Volpedo (Al), 28/07/1868 - 14/06/1907
Frequentò l'Accademia di Brera a Milano, poi quella di Bergamo,
discepolo di Cesare Tallone. Il primo quadro che egli espose fu
Mammine, al quale fu assegnata una medaglia d'oro alla mostra Italo
Colombiana di Genova nel 1892. Dal 1893 al 1895 visse e studiò a Firenze
frequentando anche quell'Accademia. La sua vera affermazione però l'ebbe
col quadro Fienile, che esposto a Milano nel 1894, a Firenze nel
1895 e a Torino nel 1896, sollevò molto rumore. Prima di adottare il
metodo divisionista sui precetti di Angelo Morbelli, dipinse opere, con
fermezza e sicurezza di disegno, con forza di chiaroscuro e con figure
tipicamente caratterizzate, che si possono classificare di prima
maniera. Alcune di queste, di grande interesse, sono: "L'annegato"
(collezione Fiano, Roma); Mammine; Il fienile; Testa di vecchio;
Ritratto dei signor Berutti; La moglie dell'emigrato; Discussione in
canonica; Mediatore, quest'ultima conservata nella raccolta del
signor Guido Rossi di Milano; Il ricordo di un dolore,
nell'Accademia Carrara di Bergamo.
Le principali tele trattate con la tecnica divisionista, che il Pellizza
definiva "più efficace e più consistente e talvolta più vaporosa e
spirituale" sono: Girotondo, nella Galleria d'Arte Moderna di
Milano; La statua a Villa Borghese, in quella di Venezia; La
processione, nella citata raccolta del signor Guido Rossi;
Morticino; Le prime nebbie; Lo specchio della vita; L'amore nella
vita (trittico), nella collezione del comm. Eugenio Balzan a Milano;
Vecchio mulino a Volpedo; Tramonto sulle colline di Volpedo; Montagna
dell'Alta Engadina, che dipinse durante una visita a Segantini che
amava come un padre; La neve; Passeggiata amorosa; Il galeotto di
Portolongone, di proprietà dell'avv. Garbagni; I due pastori;
Ponte castello; Prato fiorito; La Monta di Bogino; Il carro di Titone;
La Clementina (paesaggio); Fiore reciso; Speranze deluse;
Autoritratto, conservato nella Galleria degli Uffizi a Firenze.

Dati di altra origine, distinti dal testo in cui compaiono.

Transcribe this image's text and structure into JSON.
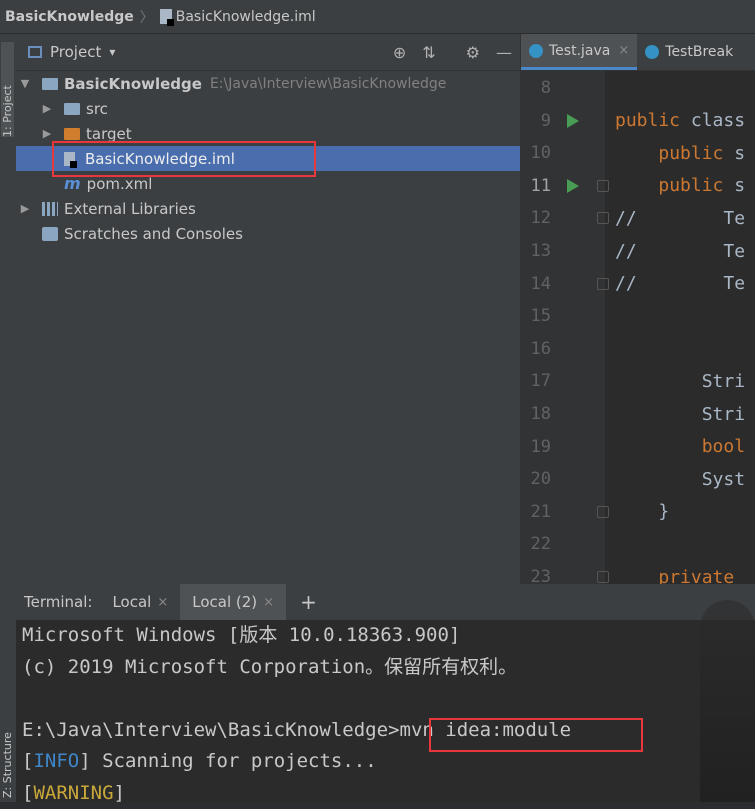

Ha lasciato inoltre diversi ritratti e molte Madonne per le quali
prediligeva la sembianza di sua moglie, una bellissima contadina che
egli istruì ed educò in modo da farne una donna colta e gentile. Egli
visse quasi sempre nella sua Volpedo, agricoltore e artista in sincerità
ed umiltà di vita una vita d'affetti intensi e di profonda poesia. Il
suo capolavoro, Quarto Stato, conservato nel Castello Sforzesco a
Milano, rimane a dimostrare come il Pellizza possedesse non solo
eccellenti qualità di artista moderno, attivo, studioso e diligente, ma
fosse anche un precursore del concetto di elevazione e di educazione del
popolo: del popolo lavoratore, dignitosamente inquadrato e guidato da un
capo lungimirante. Questo irrequieto ed incontentabile artista volle
ottenere dal suo pennello, tutta la forza che potevano dare i colori e
tentò raffigurare
Il sole nascente, in un suo grande lavoro, conservato nella
Galleria d'Arte Moderna di Roma. L'opera riuscì ammirevole, ma la vista
dell'artista ne ebbe a soffrire una forte scossa per la profonda
osservazione del fenomeno luminoso.
In quel tempo gli venne a mancare la sua buona Teresa, e l'infelice
Pellizza, privo della dolce e diletta compagna, ebbe un momento di
supremo sconforto. Nel suo studio, di notte, si appese per il collo ad
un filo di ferro e rinunciò così, forse, a conoscere la gloria. Fra i
raccoglitori di opere del Pellizza si cita il Cav. Carlo Masera di
Vigevano che conserva un buon numero di dipinti e fra essi una
interessante variazione del Quarto Stato, ed un piccolo prezioso
studio del Sole nascente.
A. M. Comanducci (Ed. 1962)
Figlio di agiati possidenti, aggiunse al cognome
la denominazione del paese natale, dove risiedette tutta la vita. La sua
formazione artistica fu varia e precoce: a quindici anni, compiuti gli
studi tecnici, era già iscritto a Milano all'Accademia di Brera, di cui
frequentò i corsi per tre anni, dal 1884 al 1887, studiando pittura con
P. Sanquirico. Nei primi mesi dell'87 fu a Firenze per un breve
soggiorno, durante il quale fece la conoscenza di P. Nomellini, allora
alle prime prove nello stile macchiaiolo, ma che, convertitosi in
seguito al divisionismo, sarà fra quelli che lo orienteranno verso la
nuova tecnica pittorica; nell'ambiente macchiaiolo Pellizza conobbe
probabilmente anche un certo A. Muller, pittore mediocre, vissuto a
Parigi: uno dei pochi italiani del suo tempo ad aver assimilato la
lezione dell'impressionismo, Muller affascinava la nuova generazione, la
quale, col cercar di imitare i dipinti da lui ammirati in Francia e
appassionatamente descritti, così scatenava le ire del vecchio G.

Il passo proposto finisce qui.